The developer community is great in bringing outdated phones a little more up to date. They’re also great in providing users with a stock Android experience when wanted. However, something that’s often overlooked but is abundantly important is their work in finding security flaws.
This past weekend XDA user alephazin discovered a major security flaw in Samsung’s Exynos powered devices. The “flaw” has been used by a few different developers to provide root access to many devices. However, the exploit also opens up the devices to be controlled by malicious apps. Here’s his full statement below:
Recently discover a way to obtain root on S3 without ODIN flashing.
The security hole is in kernel, exactly with the device /dev/exynos-mem.

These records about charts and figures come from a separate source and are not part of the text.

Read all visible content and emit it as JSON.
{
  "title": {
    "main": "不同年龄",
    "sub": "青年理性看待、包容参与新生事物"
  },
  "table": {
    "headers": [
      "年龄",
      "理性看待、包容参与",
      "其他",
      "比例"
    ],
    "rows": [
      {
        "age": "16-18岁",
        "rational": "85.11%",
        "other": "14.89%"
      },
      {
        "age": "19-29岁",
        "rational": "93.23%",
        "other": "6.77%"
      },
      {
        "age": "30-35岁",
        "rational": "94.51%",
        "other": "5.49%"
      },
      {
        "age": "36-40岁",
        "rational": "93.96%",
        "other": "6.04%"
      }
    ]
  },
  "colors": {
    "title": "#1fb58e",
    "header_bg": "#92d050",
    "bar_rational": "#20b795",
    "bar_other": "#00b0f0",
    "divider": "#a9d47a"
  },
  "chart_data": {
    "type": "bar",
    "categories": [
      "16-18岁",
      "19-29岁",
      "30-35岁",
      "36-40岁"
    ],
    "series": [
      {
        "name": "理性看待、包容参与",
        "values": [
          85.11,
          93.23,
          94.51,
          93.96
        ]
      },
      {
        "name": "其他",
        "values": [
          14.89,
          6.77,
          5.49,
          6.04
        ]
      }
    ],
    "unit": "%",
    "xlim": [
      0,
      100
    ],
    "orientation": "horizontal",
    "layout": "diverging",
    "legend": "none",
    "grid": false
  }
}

This device is R/W by all users and give access to all physical memory … what’s wrong with Samsung ? […]
The good news is we can easily obtain root on these devices and the bad is there is no control over it.
Ram dump, kernel code injection and others could be possible via app installation from Play Store. It certainly exists many ways to do that but Samsung give an easy way to exploit. This security hole is dangerous and expose phone to malicious apps. Exploitation with native C and JNI could be easily feasible.”
Apparently Samsung has already been notified about the problem so they’re likely working on a patch that will roll out in the near future. But my best advice is to simply be careful of what you download. Before downloading any app it’s a good idea to read through reviews and ensure that others have been using the app successfully.